Rekomendowane odpowiedzi

No wlasnie, choc mam juz potomstwo, to i tak nie widzi mi sie wizja obicia klejnotow. A teraz zmierzylem sie na swoim starym Kross Level A6 (2009) i tam rame uniose na max 3-5 cm. Szoruje tym, czym nie powinienem, rama 18 cali.

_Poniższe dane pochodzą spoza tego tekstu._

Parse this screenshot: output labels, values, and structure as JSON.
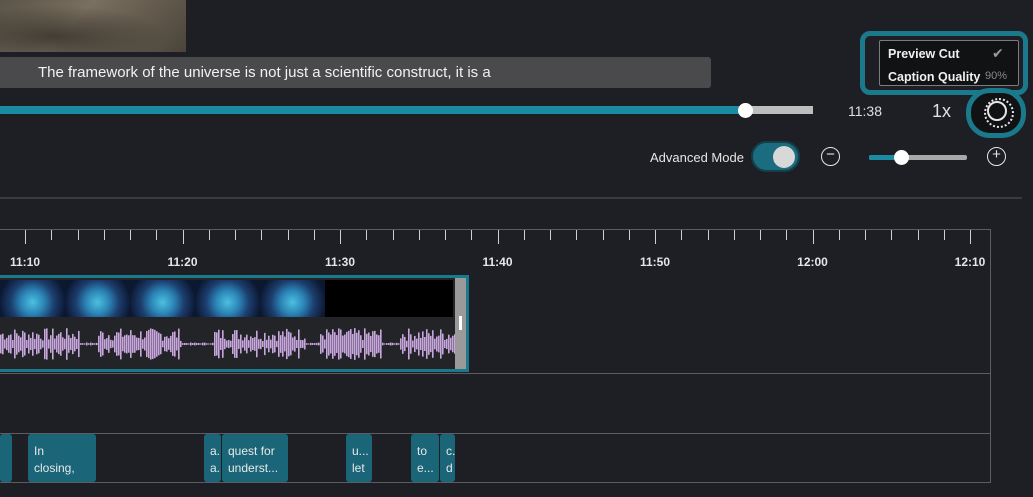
{
  "caption": {
    "text": "The framework of the universe is not just a scientific construct, it is a"
  },
  "settings_menu": {
    "preview_cut_label": "Preview Cut",
    "preview_cut_check": "✔",
    "caption_quality_label": "Caption Quality",
    "caption_quality_value": "90%"
  },
  "playback": {
    "time": "11:38",
    "speed": "1x",
    "progress_percent": 91.6
  },
  "controls": {
    "advanced_mode_label": "Advanced Mode",
    "advanced_mode_on": true,
    "zoom_out_symbol": "−",
    "zoom_in_symbol": "+",
    "zoom_level_percent": 33
  },
  "timeline": {
    "tick_labels": [
      "11:10",
      "11:20",
      "11:30",
      "11:40",
      "11:50",
      "12:00",
      "12:10"
    ]
  },
  "words": [
    {
      "line1": "",
      "line2": ""
    },
    {
      "line1": "In",
      "line2": "closing,"
    },
    {
      "line1": "a..",
      "line2": "a..."
    },
    {
      "line1": "quest for",
      "line2": "underst..."
    },
    {
      "line1": "u...",
      "line2": "let"
    },
    {
      "line1": "to",
      "line2": "e..."
    },
    {
      "line1": "c..",
      "line2": "d"
    }
  ],
  "colors": {
    "accent": "#1a8ca2",
    "waveform": "#c7a7dd",
    "chip": "#1a6678"
  }
}
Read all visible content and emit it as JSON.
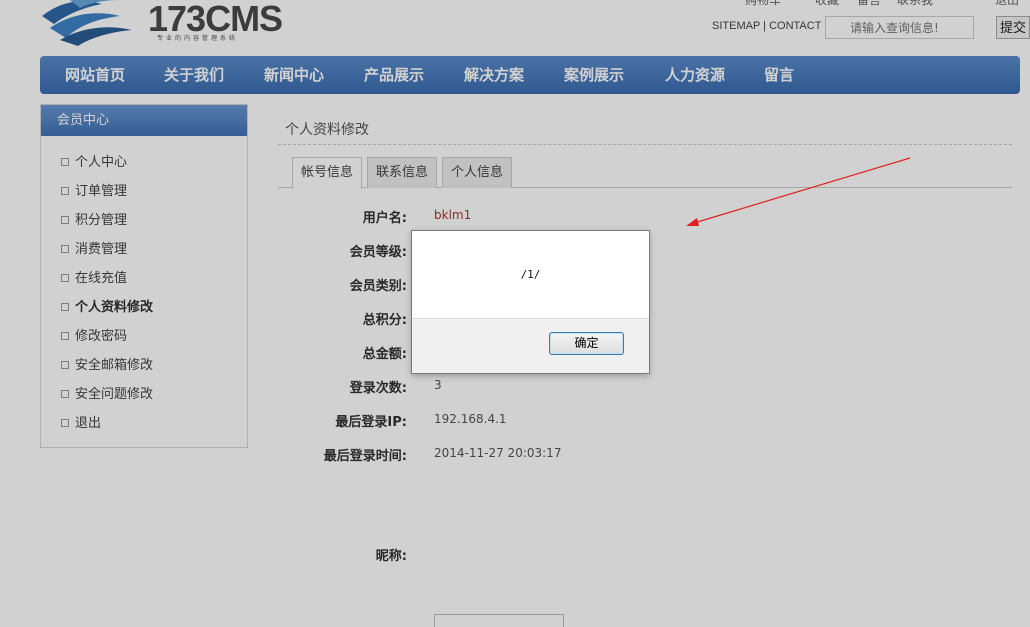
{
  "header": {
    "logo_text": "173CMS",
    "logo_slogan": "专业的内容管理系统",
    "top_cut_labels": [
      "购物车",
      "收藏",
      "留言",
      "联系我",
      "退出"
    ],
    "top_links": {
      "sitemap": "SITEMAP",
      "separator": "|",
      "contact": "CONTACT"
    },
    "search": {
      "placeholder": "请输入查询信息!",
      "button_label": "提交"
    }
  },
  "nav": {
    "items": [
      "网站首页",
      "关于我们",
      "新闻中心",
      "产品展示",
      "解决方案",
      "案例展示",
      "人力资源",
      "留言"
    ]
  },
  "sidebar": {
    "title": "会员中心",
    "items": [
      "个人中心",
      "订单管理",
      "积分管理",
      "消费管理",
      "在线充值",
      "个人资料修改",
      "修改密码",
      "安全邮箱修改",
      "安全问题修改",
      "退出"
    ],
    "active_index": 5
  },
  "main": {
    "title": "个人资料修改",
    "tabs": [
      "帐号信息",
      "联系信息",
      "个人信息"
    ],
    "active_tab": 0,
    "fields": {
      "username": {
        "label": "用户名:",
        "value": "bklm1"
      },
      "level": {
        "label": "会员等级:",
        "value": ""
      },
      "type": {
        "label": "会员类别:",
        "value": ""
      },
      "points": {
        "label": "总积分:",
        "value": ""
      },
      "balance": {
        "label": "总金额:",
        "value": ""
      },
      "login_count": {
        "label": "登录次数:",
        "value": "3"
      },
      "last_ip": {
        "label": "最后登录IP:",
        "value": "192.168.4.1"
      },
      "last_time": {
        "label": "最后登录时间:",
        "value": "2014-11-27 20:03:17"
      },
      "nickname": {
        "label": "昵称:",
        "value": ""
      }
    }
  },
  "dialog": {
    "message": "/1/",
    "ok_label": "确定"
  },
  "colors": {
    "nav_blue": "#3a6db0",
    "username_red": "#a23b2b",
    "arrow_red": "#e02020"
  }
}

Czy rozmiar kola 27.5, a 39 bedzie mial (poza rama )jakies znaczenie?

 

P.s. - dziekuje za podpowiedzi :)

Odnośnik do komentarza
Udostępnij na innych stronach

  • Mod Team

Teoretycznie na 29" łatwiej utrzymać prędkość i bardziej gładko pokonać nierówności terenu, ale z drugiej strony wolniej się rozpędza i jednak jest mniej zwrotny, a poza tym cięższy - to takie stereotypy, ale jeżeli mówimy o porównywalnym osprzęcie i zbliżonej geometrii, to tak to w skrócie mniej więcej wygląda.
Mi się np. dobrze jeździ na średnim kole, a mam 1,8 m i mimo że na 29" pewnie byłoby nieco wygodniej i trochę szybciej ( zależy od geometrii i stopniowania napędu ), to na razie zmiany nie będzie - zresztą 27,5" pewnie ze mną i tak zostanie.

  • +1 pomógł 1
Odnośnik do komentarza
Udostępnij na innych stronach

Czyli rozmiar ramy juz mamy  - jest to S.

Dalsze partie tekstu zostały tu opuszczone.